It’s been a hard year for many, on every front.
The struggle is real, and South Africans cannot wait for a well-deserved break over the holiday season.
Many people don’t particularly want to think about their money troubles at this time, and I can understand that. O’se mense is moeg!
However, Head of Financial Planning and Advice at Momentum, Bertie Nel, says research about the way we manage our spending suggests that how we spend our money is more tied to our personal habits than we think.
Nel states: “Money personalities reflect how we approach spending, saving and investing. Understanding your own financial behaviours gives you more control over how you manage your spending.”
Research by Momentum’s Head of Behavioural Finance, Paul Nixon, sheds light on how our money personality plays a significant role in our spending habits.
Nixon’s research, combined with the insights from Momentum’s Money Attitudes Assessment (3MAA), identifies three traits that influence our approach to money:
- Prudence: This trait determines whether someone is more focused on future goals or prone to impulsive spending. A high level of prudence often correlates with better financial planning and saving, making it easier to resist the urge to splurge in the holidays.
- Anxiety: Those with high levels of financial anxiety may experience stress about their financial stability and, as a result, may make poor spending decisions during times of uncertainty. Learning to manage this anxiety through strategies like diversifying investments, can offer peace of mind and reduce the temptation to overspend during the holidays.
- Prestige: A desire for financial status can drive people to overspend in pursuit of social recognition. Those with prestige are likely to view money as a symbol of success and may make purchasing decisions based on appearances. Recognising this trait is key to avoiding financial stress caused by unnecessary spending.
Nel, however, has some advice whatever your personality might be.
Nel says: “Understanding your money personality is so crucial these days, especially when it comes to managing your finances effectively this holiday season, whether you are eligible for a bonus or 13th cheque or not.”
Here are some tips for managing spending based on your money personality:
- Become more goal-oriented: Focus on long-term objectives, such as saving for retirement or paying off debt.
- Practice the “pain of paying”: This strategy helps individuals recognise the psychological impact of spending money, making it easier to resist temptation.
- Visualisation: Visualising the rewards of saving rather than spending can help reinforce prudent financial decisions.
- Diversify your investments: This will reduce financial anxiety and improve decision-making, especially during times of uncertainty.
- Stress inoculation: Learn how to cope with financial stress to avoid making impulsive decisions.
- Communicate about finances: If you share financial responsibilities with your family, having open discussions about money expectations can prevent conflict and miscommunication.
By recognising your financial habits and preferences, Nel believes South African households can take control of their year-end spending and make informed choices that align with their unique long-term financial goals.
Your personality has a significant influence on your spending habits, as it shapes how you value money, manage resources, and prioritise needs and wants.
Here are some more ways on how different personality traits, based on frameworks like the Big Five, might affect spending:
1. Openness to experience
- High openness: You may spend more on experiences, travel, arts and hobbies that allow for creativity and exploration. You’re likely to prioritise new and unique experiences over material possessions.
- Low openness: You might prefer to stick to familiar brands, routines and practical purchases, avoiding spending on novel or unconventional items.
2. Conscientiousness
- High conscientiousness: You’re likely to budget carefully, save diligently and avoid impulsive spending.
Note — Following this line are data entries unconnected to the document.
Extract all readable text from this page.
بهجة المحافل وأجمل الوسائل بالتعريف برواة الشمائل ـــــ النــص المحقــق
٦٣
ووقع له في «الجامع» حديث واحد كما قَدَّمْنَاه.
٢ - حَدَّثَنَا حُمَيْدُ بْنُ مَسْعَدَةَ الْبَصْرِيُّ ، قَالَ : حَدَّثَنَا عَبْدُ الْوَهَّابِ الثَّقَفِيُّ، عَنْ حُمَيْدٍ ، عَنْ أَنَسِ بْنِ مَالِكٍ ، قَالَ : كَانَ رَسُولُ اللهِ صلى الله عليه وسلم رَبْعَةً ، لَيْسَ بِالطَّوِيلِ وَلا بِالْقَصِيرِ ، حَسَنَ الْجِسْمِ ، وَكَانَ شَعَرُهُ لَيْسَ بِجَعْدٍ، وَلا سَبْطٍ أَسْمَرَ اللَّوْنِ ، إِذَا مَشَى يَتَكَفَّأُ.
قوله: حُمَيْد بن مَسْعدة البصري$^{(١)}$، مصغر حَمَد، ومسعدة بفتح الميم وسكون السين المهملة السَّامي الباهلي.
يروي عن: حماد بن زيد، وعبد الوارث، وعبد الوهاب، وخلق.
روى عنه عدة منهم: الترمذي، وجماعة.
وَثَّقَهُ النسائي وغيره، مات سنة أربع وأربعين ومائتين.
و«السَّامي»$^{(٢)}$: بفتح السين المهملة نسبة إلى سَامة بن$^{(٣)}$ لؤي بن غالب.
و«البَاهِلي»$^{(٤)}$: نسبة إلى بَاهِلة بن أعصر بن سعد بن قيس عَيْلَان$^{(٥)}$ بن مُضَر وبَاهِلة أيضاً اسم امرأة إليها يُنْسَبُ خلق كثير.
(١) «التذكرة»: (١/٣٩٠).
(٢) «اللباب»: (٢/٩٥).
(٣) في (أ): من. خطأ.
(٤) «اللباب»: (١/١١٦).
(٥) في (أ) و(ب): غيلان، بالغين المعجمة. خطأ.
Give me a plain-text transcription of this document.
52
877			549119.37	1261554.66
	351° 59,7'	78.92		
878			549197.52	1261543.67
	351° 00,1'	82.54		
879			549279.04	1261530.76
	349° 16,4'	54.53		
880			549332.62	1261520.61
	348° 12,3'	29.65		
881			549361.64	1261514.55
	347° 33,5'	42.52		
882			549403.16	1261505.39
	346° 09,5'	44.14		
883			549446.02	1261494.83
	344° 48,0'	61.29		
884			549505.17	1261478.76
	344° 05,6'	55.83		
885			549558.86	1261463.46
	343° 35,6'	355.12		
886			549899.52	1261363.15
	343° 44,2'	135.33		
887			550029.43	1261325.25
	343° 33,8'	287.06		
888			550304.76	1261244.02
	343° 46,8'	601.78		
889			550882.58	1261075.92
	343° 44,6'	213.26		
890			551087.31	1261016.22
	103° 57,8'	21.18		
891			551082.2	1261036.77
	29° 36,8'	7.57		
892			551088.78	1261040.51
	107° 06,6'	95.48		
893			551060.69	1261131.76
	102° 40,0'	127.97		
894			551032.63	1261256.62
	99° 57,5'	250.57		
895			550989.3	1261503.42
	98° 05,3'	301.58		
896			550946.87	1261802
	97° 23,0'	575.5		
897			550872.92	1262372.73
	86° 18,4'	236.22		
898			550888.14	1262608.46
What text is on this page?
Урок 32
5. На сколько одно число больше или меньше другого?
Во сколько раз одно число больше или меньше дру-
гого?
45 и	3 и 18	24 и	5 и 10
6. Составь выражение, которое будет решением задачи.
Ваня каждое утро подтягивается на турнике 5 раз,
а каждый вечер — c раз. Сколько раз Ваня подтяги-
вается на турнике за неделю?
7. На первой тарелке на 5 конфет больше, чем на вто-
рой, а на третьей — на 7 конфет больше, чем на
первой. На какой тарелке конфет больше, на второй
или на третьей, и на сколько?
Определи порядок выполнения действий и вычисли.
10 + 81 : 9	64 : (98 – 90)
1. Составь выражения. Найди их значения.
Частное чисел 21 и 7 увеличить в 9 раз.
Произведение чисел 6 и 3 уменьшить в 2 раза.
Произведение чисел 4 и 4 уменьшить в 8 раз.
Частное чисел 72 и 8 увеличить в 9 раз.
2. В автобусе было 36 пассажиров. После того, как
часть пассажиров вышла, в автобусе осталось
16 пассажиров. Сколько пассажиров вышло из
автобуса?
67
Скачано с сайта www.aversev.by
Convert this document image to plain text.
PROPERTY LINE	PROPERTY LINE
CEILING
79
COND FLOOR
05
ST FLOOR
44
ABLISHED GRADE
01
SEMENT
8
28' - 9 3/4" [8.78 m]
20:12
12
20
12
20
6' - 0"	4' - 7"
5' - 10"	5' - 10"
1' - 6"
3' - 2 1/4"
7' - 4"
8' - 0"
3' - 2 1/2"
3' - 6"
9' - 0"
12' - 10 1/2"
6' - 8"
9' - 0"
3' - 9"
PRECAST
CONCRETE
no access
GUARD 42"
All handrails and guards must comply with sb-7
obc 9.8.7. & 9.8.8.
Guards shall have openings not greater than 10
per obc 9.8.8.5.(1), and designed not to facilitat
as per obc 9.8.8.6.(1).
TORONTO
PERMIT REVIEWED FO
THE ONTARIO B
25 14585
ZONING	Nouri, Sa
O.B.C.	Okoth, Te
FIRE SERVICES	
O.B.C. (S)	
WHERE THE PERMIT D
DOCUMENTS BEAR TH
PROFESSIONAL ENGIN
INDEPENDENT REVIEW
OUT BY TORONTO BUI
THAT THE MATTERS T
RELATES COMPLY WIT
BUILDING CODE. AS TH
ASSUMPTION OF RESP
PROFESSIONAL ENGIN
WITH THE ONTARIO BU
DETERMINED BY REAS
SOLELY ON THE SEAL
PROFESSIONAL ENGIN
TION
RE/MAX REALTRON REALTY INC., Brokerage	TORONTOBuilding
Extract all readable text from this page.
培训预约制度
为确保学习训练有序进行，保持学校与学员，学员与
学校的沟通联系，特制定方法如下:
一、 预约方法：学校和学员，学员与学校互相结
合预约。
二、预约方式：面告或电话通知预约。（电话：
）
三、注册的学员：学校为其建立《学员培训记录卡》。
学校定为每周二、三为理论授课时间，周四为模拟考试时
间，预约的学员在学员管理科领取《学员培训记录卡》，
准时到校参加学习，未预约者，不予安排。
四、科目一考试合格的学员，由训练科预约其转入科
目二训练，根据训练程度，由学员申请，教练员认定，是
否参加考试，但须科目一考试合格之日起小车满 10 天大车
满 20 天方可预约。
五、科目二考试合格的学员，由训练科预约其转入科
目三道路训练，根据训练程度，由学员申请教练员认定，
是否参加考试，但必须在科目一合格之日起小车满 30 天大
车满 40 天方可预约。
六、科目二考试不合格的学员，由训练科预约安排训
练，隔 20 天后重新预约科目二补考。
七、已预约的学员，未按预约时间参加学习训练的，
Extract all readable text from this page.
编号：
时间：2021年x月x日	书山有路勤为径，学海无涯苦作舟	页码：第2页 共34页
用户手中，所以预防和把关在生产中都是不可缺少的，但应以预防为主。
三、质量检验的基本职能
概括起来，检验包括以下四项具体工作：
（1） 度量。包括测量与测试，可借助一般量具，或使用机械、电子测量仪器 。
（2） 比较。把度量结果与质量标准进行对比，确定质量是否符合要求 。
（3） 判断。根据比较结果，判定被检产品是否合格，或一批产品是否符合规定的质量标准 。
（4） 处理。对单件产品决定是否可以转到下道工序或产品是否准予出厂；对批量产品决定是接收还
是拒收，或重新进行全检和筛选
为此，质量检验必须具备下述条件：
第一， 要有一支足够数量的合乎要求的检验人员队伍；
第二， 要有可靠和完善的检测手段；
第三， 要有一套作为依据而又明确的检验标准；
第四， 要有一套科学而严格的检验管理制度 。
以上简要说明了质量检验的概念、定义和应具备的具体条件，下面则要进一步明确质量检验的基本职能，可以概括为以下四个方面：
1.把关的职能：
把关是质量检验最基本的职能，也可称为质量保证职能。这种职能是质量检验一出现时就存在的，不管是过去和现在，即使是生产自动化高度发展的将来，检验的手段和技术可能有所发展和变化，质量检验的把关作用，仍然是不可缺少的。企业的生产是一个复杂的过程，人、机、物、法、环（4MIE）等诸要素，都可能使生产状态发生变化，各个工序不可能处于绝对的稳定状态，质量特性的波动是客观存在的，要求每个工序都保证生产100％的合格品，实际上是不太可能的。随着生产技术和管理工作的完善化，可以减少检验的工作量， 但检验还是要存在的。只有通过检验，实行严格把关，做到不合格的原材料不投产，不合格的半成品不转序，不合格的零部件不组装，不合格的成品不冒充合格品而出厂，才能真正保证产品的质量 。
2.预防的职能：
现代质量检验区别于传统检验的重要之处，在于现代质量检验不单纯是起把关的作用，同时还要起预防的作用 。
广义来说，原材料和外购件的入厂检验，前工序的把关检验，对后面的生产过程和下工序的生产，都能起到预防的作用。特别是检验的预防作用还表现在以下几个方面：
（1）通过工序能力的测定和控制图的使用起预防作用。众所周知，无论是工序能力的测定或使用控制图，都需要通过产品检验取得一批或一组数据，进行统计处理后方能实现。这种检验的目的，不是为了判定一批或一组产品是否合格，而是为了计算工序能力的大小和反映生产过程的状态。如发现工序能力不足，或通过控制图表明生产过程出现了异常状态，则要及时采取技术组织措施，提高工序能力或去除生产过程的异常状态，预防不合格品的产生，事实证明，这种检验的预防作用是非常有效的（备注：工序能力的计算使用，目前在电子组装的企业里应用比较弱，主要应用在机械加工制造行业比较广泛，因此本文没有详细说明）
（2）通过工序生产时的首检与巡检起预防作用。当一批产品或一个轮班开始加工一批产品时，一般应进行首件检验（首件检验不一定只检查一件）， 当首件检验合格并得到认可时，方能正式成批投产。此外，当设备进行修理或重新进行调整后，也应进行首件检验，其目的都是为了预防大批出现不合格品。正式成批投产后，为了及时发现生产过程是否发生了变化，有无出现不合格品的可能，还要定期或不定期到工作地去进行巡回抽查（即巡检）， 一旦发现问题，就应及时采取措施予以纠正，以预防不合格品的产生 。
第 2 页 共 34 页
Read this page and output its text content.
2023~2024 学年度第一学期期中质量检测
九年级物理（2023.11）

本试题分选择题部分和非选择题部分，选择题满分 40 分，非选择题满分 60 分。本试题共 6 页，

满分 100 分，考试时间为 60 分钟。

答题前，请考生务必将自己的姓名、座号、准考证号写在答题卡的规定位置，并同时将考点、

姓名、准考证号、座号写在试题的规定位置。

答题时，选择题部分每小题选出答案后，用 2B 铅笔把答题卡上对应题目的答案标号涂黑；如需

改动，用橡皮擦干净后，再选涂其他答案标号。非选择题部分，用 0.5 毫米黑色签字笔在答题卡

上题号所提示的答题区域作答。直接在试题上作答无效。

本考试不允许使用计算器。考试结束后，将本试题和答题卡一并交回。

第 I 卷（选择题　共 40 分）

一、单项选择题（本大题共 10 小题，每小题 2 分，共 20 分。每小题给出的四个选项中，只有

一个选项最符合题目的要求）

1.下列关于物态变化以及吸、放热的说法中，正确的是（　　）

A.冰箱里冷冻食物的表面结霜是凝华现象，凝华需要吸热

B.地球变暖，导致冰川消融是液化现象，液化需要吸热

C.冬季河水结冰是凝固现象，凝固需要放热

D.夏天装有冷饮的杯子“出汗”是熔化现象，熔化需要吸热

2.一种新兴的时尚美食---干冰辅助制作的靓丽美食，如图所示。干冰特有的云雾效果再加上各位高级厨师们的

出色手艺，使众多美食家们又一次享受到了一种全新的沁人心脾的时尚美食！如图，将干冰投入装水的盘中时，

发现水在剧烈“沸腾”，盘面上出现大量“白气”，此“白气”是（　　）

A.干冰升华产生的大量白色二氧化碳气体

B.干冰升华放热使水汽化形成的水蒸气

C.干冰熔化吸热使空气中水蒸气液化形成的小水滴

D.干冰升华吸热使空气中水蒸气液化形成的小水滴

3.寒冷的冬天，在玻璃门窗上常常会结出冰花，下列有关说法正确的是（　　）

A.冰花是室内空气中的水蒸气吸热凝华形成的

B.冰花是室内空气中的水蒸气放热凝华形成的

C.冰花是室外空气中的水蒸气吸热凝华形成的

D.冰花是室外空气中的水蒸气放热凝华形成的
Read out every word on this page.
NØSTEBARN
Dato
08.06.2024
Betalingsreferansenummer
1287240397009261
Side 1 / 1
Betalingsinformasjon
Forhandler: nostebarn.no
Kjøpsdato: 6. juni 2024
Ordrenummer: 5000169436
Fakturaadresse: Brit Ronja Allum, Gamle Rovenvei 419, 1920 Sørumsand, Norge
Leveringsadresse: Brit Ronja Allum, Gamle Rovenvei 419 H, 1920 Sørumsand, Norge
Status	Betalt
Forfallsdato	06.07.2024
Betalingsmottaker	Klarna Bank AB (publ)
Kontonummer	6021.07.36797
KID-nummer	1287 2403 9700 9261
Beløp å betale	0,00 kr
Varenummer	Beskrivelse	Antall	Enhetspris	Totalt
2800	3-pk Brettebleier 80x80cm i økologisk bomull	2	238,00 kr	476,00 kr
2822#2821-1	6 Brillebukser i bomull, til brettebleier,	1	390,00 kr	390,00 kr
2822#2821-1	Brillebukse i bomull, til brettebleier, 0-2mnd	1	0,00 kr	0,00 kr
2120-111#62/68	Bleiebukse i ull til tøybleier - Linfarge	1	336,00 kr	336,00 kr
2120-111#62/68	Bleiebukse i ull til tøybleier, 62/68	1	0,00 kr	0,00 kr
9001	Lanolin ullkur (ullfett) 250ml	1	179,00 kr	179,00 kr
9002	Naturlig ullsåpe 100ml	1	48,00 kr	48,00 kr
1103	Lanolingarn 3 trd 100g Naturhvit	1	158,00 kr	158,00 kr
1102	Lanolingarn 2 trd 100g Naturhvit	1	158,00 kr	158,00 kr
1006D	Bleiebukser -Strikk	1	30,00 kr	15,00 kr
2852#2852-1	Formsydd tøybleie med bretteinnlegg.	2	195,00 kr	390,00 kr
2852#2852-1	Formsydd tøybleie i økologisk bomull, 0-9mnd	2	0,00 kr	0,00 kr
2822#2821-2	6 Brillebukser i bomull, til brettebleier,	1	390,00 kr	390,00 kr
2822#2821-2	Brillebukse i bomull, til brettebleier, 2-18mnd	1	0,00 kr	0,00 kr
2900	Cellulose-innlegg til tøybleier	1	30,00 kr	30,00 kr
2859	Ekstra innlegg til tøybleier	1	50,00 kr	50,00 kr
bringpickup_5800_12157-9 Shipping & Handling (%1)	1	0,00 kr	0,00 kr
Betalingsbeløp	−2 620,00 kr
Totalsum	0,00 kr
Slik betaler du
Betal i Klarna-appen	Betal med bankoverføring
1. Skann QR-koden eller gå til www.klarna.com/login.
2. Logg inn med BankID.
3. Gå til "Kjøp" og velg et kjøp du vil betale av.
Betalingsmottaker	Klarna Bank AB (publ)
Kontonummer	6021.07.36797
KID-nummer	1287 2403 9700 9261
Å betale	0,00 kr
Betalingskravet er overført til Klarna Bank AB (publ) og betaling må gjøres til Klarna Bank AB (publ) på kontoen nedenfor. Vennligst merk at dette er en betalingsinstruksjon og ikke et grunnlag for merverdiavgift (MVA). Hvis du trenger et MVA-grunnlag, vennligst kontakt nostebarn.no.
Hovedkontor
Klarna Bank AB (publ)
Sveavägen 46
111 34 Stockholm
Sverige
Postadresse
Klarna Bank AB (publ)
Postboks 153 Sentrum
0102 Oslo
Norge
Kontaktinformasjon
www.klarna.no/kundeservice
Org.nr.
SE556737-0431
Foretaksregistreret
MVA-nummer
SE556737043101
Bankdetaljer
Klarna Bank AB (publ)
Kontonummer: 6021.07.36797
You prioritise long-term financial goals, like investments or retirement savings.
- Low Conscientiousness: You might have a more spontaneous approach to money, leading to overspending or neglecting financial planning.
3. Extraversion
- High extraversion: You may spend more on social activities, events and entertainment. Dining out, parties and group travel can dominate your expenses.
- Low extraversion (introversion): You could prioritise spending on solo hobbies, books or items that enhance personal comfort at home, often spending less on socialising.
4. Agreeableness
- High agreeableness: You might spend more on gifts, donations or helping others, as you value relationships and generosity.
- Low agreeableness: You may be less inclined to spend on others and more focused on personal needs or financial independence.
5. Neuroticism
- High neuroticism: Emotional spending can be common, with purchases made to manage stress or improve mood temporarily. This could lead to impulsive spending or retail therapy.
- Low neuroticism: You’re likely to have a more stable approach to spending, avoiding emotional purchases and focusing on needs rather than wants.
Additional Influences
- Impulsivity: Those who are more impulsive (often tied to low conscientiousness and high extraversion) are more likely to make unplanned purchases.
- Risk tolerance: Personality affects how much risk you’re willing to take with investments or borrowing. For instance, adventurous individuals might take bold financial risks, while cautious ones stick to safe options.
- Materialism: If you’re highly materialistic, you may spend more on luxury or status symbols, influenced by extraversion and low openness.
Once you understand yourself, and how you relate to money, you will be able sit back and think carefully about things like spending and saving.
Just always remember, your “money personality” should never be an excuse for bad financial decisions.
We all have choices to make and we should take responsibility for those choices, especially over this time of the year.